How do you feel when a designer takes something from bad to worse?
photo by Todd Coleman
Garden Design Magazine helped the James Beard Foundation refurbish the garden of the famous chef.

Look at the bench on the left in the photo above, at the end of it is a portrait sculpture of Mr. Beard.
It's not great placement of the art but you might sit down next to it to commune with his spirit.

In the newly redesigned garden the bust has been moved... to hiding in the bushes!

That's no way to respect a sculpture. 

It's not a great piece of sculpture, but the garden designers should have either featured the work or  placed it in the dumpster and denied any knowledge of its whereabouts. Hiding it in the garden behind potted ferns doesn't work. Do you get down on your knees to view it? What were they thinking?

See all that blank lattice work fencing? The sculpture should be on a pedestal at least 5.5 feet high and placed in front of one of the lattice panels.  The near panel would allow closer viewing, while a central placement would be more formal.
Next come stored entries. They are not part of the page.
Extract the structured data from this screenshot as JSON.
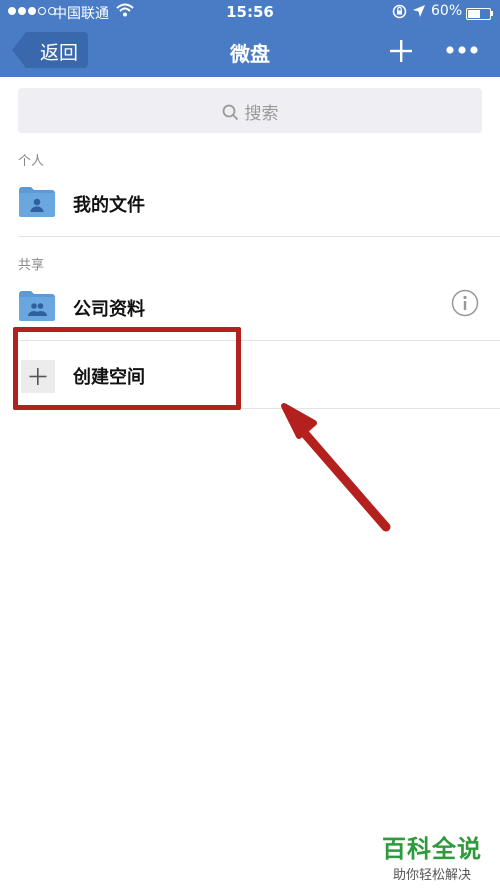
{
  "status_bar": {
    "carrier": "中国联通",
    "time": "15:56",
    "battery": "60%",
    "battery_level": 0.6
  },
  "nav": {
    "back_label": "返回",
    "title": "微盘",
    "add_icon": "plus-icon",
    "more_icon": "more-icon"
  },
  "search": {
    "placeholder": "搜索",
    "icon": "search-icon"
  },
  "sections": {
    "personal": {
      "label": "个人",
      "items": [
        {
          "label": "我的文件",
          "icon": "personal-folder-icon"
        }
      ]
    },
    "shared": {
      "label": "共享",
      "items": [
        {
          "label": "公司资料",
          "icon": "shared-folder-icon",
          "action_icon": "info-icon"
        },
        {
          "label": "创建空间",
          "icon": "plus-icon"
        }
      ]
    }
  },
  "annotation": {
    "color": "#b3201e"
  },
  "watermark": {
    "main": "百科全说",
    "sub": "助你轻松解决"
  },
  "colors": {
    "header": "#4a7cc6",
    "folder": "#5b9bd5"
  }
}
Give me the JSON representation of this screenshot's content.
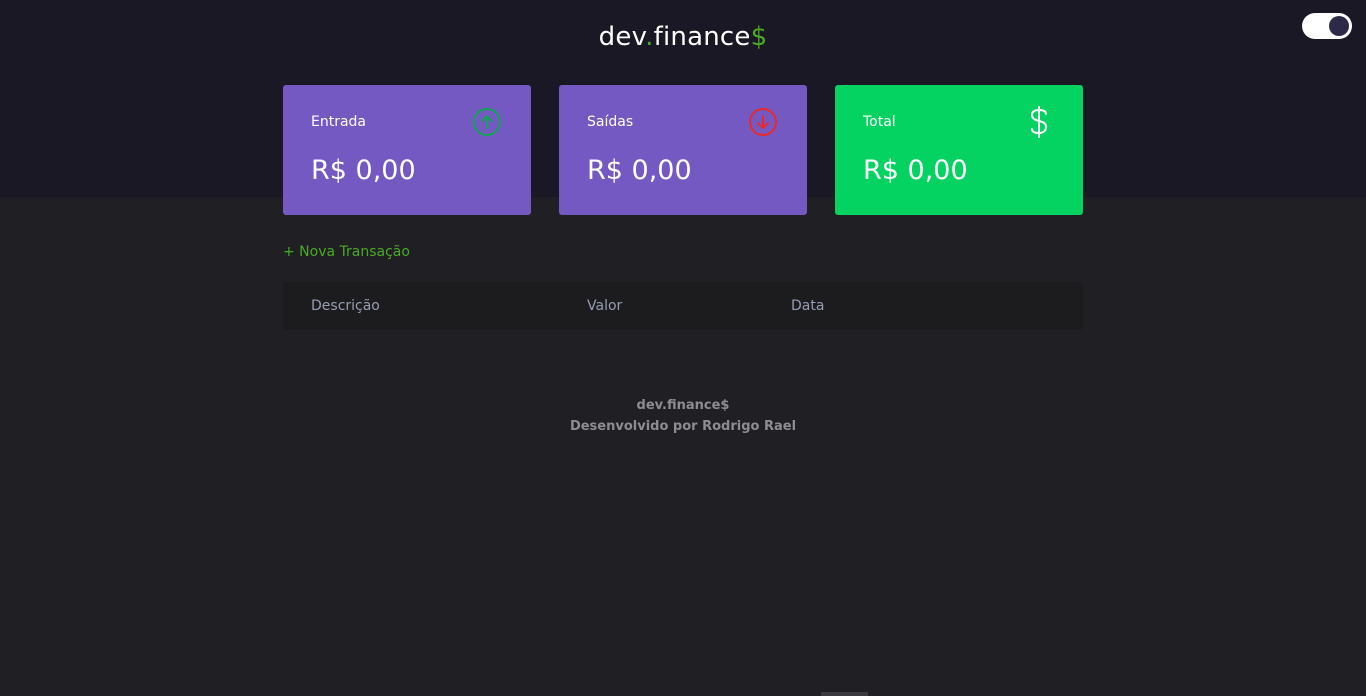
{
  "header": {
    "logo": {
      "part1": "dev",
      "dot": ".",
      "part2": "finance",
      "dollar": "$"
    }
  },
  "cards": [
    {
      "label": "Entrada",
      "amount": "R$ 0,00",
      "icon": "arrow-up-circle-icon",
      "icon_color": "#12a454"
    },
    {
      "label": "Saídas",
      "amount": "R$ 0,00",
      "icon": "arrow-down-circle-icon",
      "icon_color": "#e92929"
    },
    {
      "label": "Total",
      "amount": "R$ 0,00",
      "icon": "dollar-sign-icon",
      "icon_color": "#ffffff"
    }
  ],
  "actions": {
    "new_transaction": "+ Nova Transação"
  },
  "table": {
    "columns": [
      "Descrição",
      "Valor",
      "Data"
    ]
  },
  "footer": {
    "line1": "dev.finance$",
    "line2": "Desenvolvido por Rodrigo Rael"
  },
  "colors": {
    "header_bg": "#1a1824",
    "body_bg": "#202024",
    "card_purple": "#7459c2",
    "card_green": "#04d361",
    "accent_green": "#49aa26"
  }
}
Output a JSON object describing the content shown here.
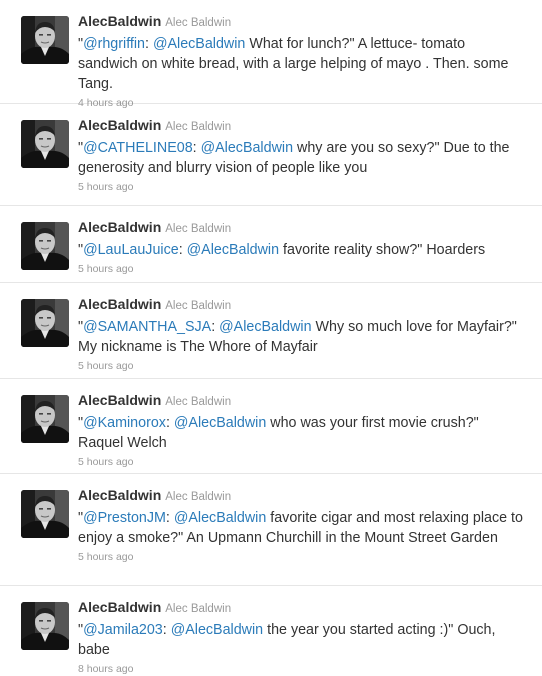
{
  "tweets": [
    {
      "author_name": "AlecBaldwin",
      "author_handle": "Alec Baldwin",
      "parts": [
        {
          "t": "\"",
          "m": false
        },
        {
          "t": "@rhgriffin",
          "m": true
        },
        {
          "t": ": ",
          "m": false
        },
        {
          "t": "@AlecBaldwin",
          "m": true
        },
        {
          "t": " What for lunch?\" A lettuce- tomato sandwich on white bread, with a large helping of mayo . Then. some Tang.",
          "m": false
        }
      ],
      "time": "4 hours ago"
    },
    {
      "author_name": "AlecBaldwin",
      "author_handle": "Alec Baldwin",
      "parts": [
        {
          "t": "\"",
          "m": false
        },
        {
          "t": "@CATHELINE08",
          "m": true
        },
        {
          "t": ": ",
          "m": false
        },
        {
          "t": "@AlecBaldwin",
          "m": true
        },
        {
          "t": " why are you so sexy?\" Due to the generosity and blurry vision of people like you",
          "m": false
        }
      ],
      "time": "5 hours ago"
    },
    {
      "author_name": "AlecBaldwin",
      "author_handle": "Alec Baldwin",
      "parts": [
        {
          "t": "\"",
          "m": false
        },
        {
          "t": "@LauLauJuice",
          "m": true
        },
        {
          "t": ": ",
          "m": false
        },
        {
          "t": "@AlecBaldwin",
          "m": true
        },
        {
          "t": " favorite reality show?\" Hoarders",
          "m": false
        }
      ],
      "time": "5 hours ago"
    },
    {
      "author_name": "AlecBaldwin",
      "author_handle": "Alec Baldwin",
      "parts": [
        {
          "t": "\"",
          "m": false
        },
        {
          "t": "@SAMANTHA_SJA",
          "m": true
        },
        {
          "t": ": ",
          "m": false
        },
        {
          "t": "@AlecBaldwin",
          "m": true
        },
        {
          "t": " Why so much love for Mayfair?\" My nickname is The Whore of Mayfair",
          "m": false
        }
      ],
      "time": "5 hours ago"
    },
    {
      "author_name": "AlecBaldwin",
      "author_handle": "Alec Baldwin",
      "parts": [
        {
          "t": "\"",
          "m": false
        },
        {
          "t": "@Kaminorox",
          "m": true
        },
        {
          "t": ": ",
          "m": false
        },
        {
          "t": "@AlecBaldwin",
          "m": true
        },
        {
          "t": " who was your first movie crush?\" Raquel Welch",
          "m": false
        }
      ],
      "time": "5 hours ago"
    },
    {
      "author_name": "AlecBaldwin",
      "author_handle": "Alec Baldwin",
      "parts": [
        {
          "t": "\"",
          "m": false
        },
        {
          "t": "@PrestonJM",
          "m": true
        },
        {
          "t": ": ",
          "m": false
        },
        {
          "t": "@AlecBaldwin",
          "m": true
        },
        {
          "t": " favorite cigar and most relaxing place to enjoy a smoke?\" An Upmann Churchill in the Mount Street Garden",
          "m": false
        }
      ],
      "time": "5 hours ago"
    },
    {
      "author_name": "AlecBaldwin",
      "author_handle": "Alec Baldwin",
      "parts": [
        {
          "t": "\"",
          "m": false
        },
        {
          "t": "@Jamila203",
          "m": true
        },
        {
          "t": ": ",
          "m": false
        },
        {
          "t": "@AlecBaldwin",
          "m": true
        },
        {
          "t": " the year you started acting :)\" Ouch, babe",
          "m": false
        }
      ],
      "time": "8 hours ago"
    }
  ],
  "colors": {
    "text": "#333333",
    "link": "#2b7bb9",
    "muted": "#999999",
    "divider": "#e6e6e6"
  },
  "icons": {
    "avatar": "avatar-icon"
  }
}
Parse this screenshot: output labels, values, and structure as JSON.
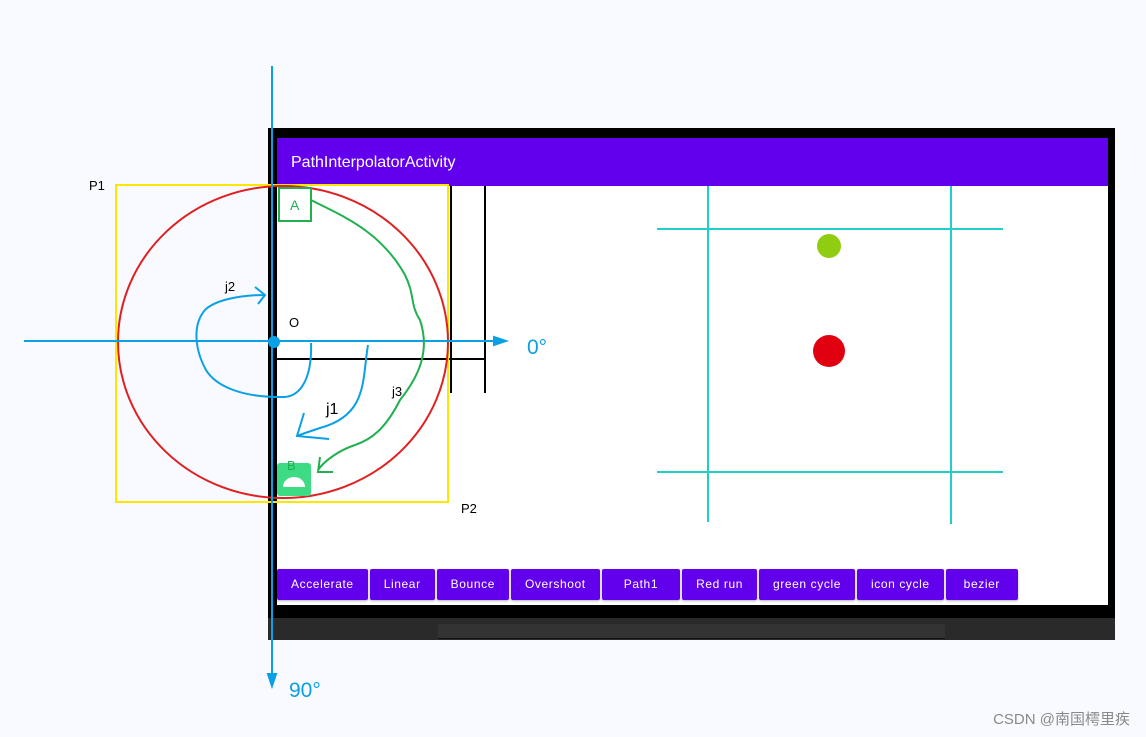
{
  "app": {
    "title": "PathInterpolatorActivity",
    "buttons": [
      "Accelerate",
      "Linear",
      "Bounce",
      "Overshoot",
      "Path1",
      "Red run",
      "green cycle",
      "icon cycle",
      "bezier"
    ]
  },
  "annotations": {
    "p1": "P1",
    "p2": "P2",
    "origin": "O",
    "a": "A",
    "b": "B",
    "j1": "j1",
    "j2": "j2",
    "j3": "j3",
    "angle_0": "0°",
    "angle_90": "90°"
  },
  "watermark": "CSDN @南国樗里疾",
  "colors": {
    "app_bar": "#6200ee",
    "axis": "#0aa0e6",
    "circle": "#e02020",
    "bounding_box": "#ffe600",
    "green_path": "#20b050",
    "grid_lines": "#20d0c8",
    "green_ball": "#90cc10",
    "red_ball": "#e00010"
  }
}
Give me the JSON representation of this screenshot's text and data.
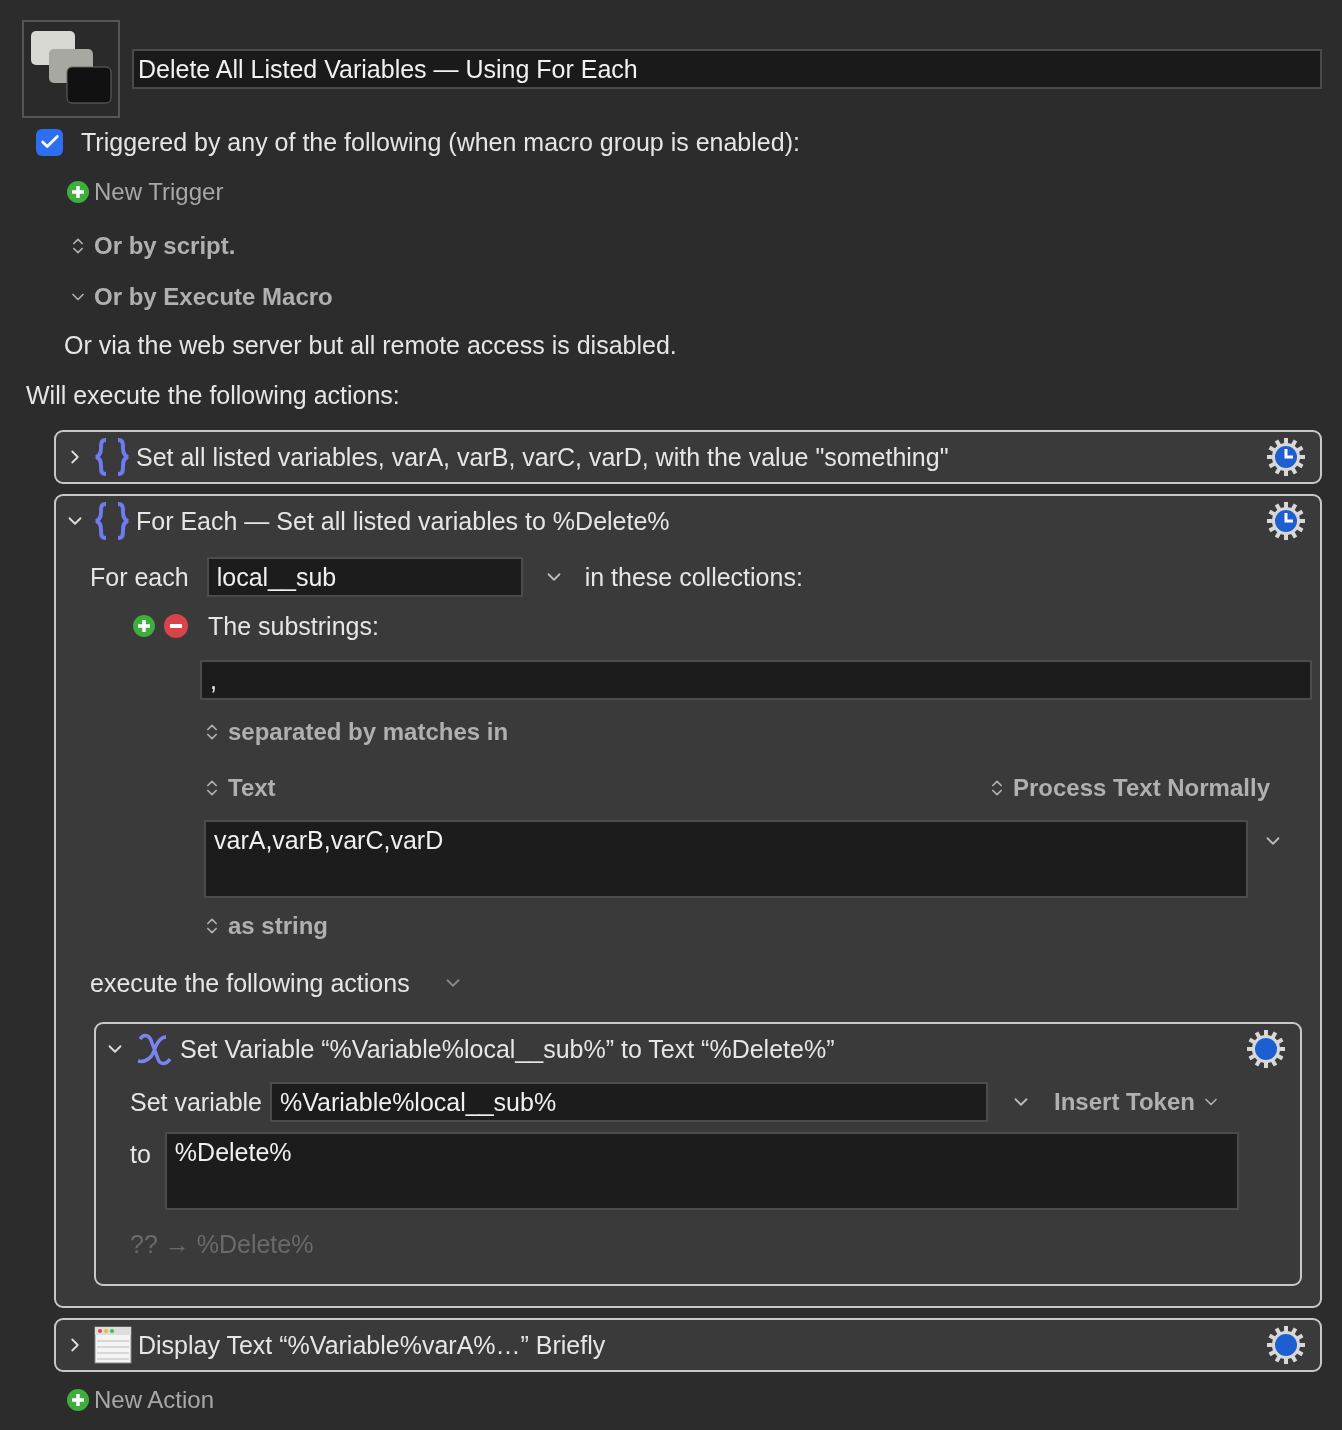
{
  "macro": {
    "name": "Delete All Listed Variables — Using For Each"
  },
  "trigger_header": {
    "label": "Triggered by any of the following (when macro group is enabled):",
    "checked": true
  },
  "new_trigger": "New Trigger",
  "options": [
    {
      "kind": "updown",
      "label": "Or by script."
    },
    {
      "kind": "disclosure",
      "label": "Or by Execute Macro"
    }
  ],
  "web_note": "Or via the web server but all remote access is disabled.",
  "actions_heading": "Will execute the following actions:",
  "actions": [
    {
      "kind": "braces",
      "title": "Set all listed variables, varA, varB, varC, varD, with the value \"something\"",
      "expanded": false
    },
    {
      "kind": "foreach",
      "title": "For Each — Set all listed variables to %Delete%",
      "expanded": true,
      "body": {
        "label": "For each",
        "variable": "local__sub",
        "collections_label": "in these collections:",
        "collection_label": "The substrings:",
        "source_value": ",",
        "separator_option": "separated by matches in",
        "text_option": "Text",
        "process_option": "Process Text Normally",
        "text_value": "varA,varB,varC,varD",
        "as_option": "as string",
        "execute_label": "execute the following actions",
        "sub_actions": [
          {
            "kind": "setvar",
            "title": "Set Variable “%Variable%local__sub%” to Text “%Delete%”",
            "expanded": true,
            "var_label": "Set variable",
            "var_value": "%Variable%local__sub%",
            "token_button": "Insert Token",
            "to_label": "to",
            "to_value": "%Delete%",
            "preview": "?? → %Delete%"
          }
        ]
      }
    },
    {
      "kind": "display",
      "title": "Display Text “%Variable%varA%…” Briefly",
      "expanded": false
    }
  ],
  "new_action": "New Action"
}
The surrounding planting would anchor it, lighting it would give interest to the garden in the evenings. The art would then have presence and meaning.

What do you think?

Tuesday, November 8, 2011

Sculpture and a Shadows On Stone Postcard

Shadows On Stone received a digital postcard from wood artist, John Casteline. John's blog on all things wooden is The Old Saw.

Photo by John Casteline ©2011
John and his wife were walking in the woods of Cook State Park, Pennsylvania. John saw this image, thought of my blog title and sent the photo to me. Thank you, John.

When I began blogging I wanted a title that combined art and poetry. Shadows On Stone, evokes that moment when the ephemeral meets the eternal.

Like John's photo, it's like seeing a slowly moving shadow on a rock that been there for centuries. That moment is about the awareness of being alive, feeling both time passing and time standing still. 

Kairos rather than Chronos.

Kairos (καιρός) is an Greek word meaning the right or opportune moment (the supreme moment). The ancient Greeks had two words for time, chronos and kairos. While Chronos refers to chronological time, Kairos signifies a time in between, a moment of indeterminate time in which something special happens.
In our busy world, it's important that know and practice the difference. Cultivating our sense of Kairos allows us to make space for and appreciate the special moments in our lives....
and boys and girls, that's where art comes from.....

Thursday, November 3, 2011

Sculpture and Relief

Let's look at a another bas relief at Portland's Central Library. It's older but far more successful than the relief in previous posts. Why?

It works because it is well thought out and well executed.

Our eyes enter the composition at the upper left corner and go to her face, then we read her entire body and then look at the book she holds.  That directs us to read the inscription. Everything belongs in its place.

Look at the subtle relationships of chair and her body. There are almost parallels of upper arm and chair back. Then look at the converging lines of chair arm and forearm and hand. Her shawl gives supporting forms that fan and span the space between her body and the chair, while her skirt folds end at her knee which brings us back to the book and we're back at the inscription.

Which brings us to the lettering. It was hand carved, backwards into the plaster mold. You don't need to know that to appreciate it, but it helps. The lettering exactly fits this artwork and no other. Look at the kerning of the letters. (Easiest to see in her name: Mary Francis Isom.) There's a subtle irregularity that makes it far more lively than the standard mechanical press and stick letters used on the other relief. These artists knew their craft. They cared.

They cared enough to sign their work.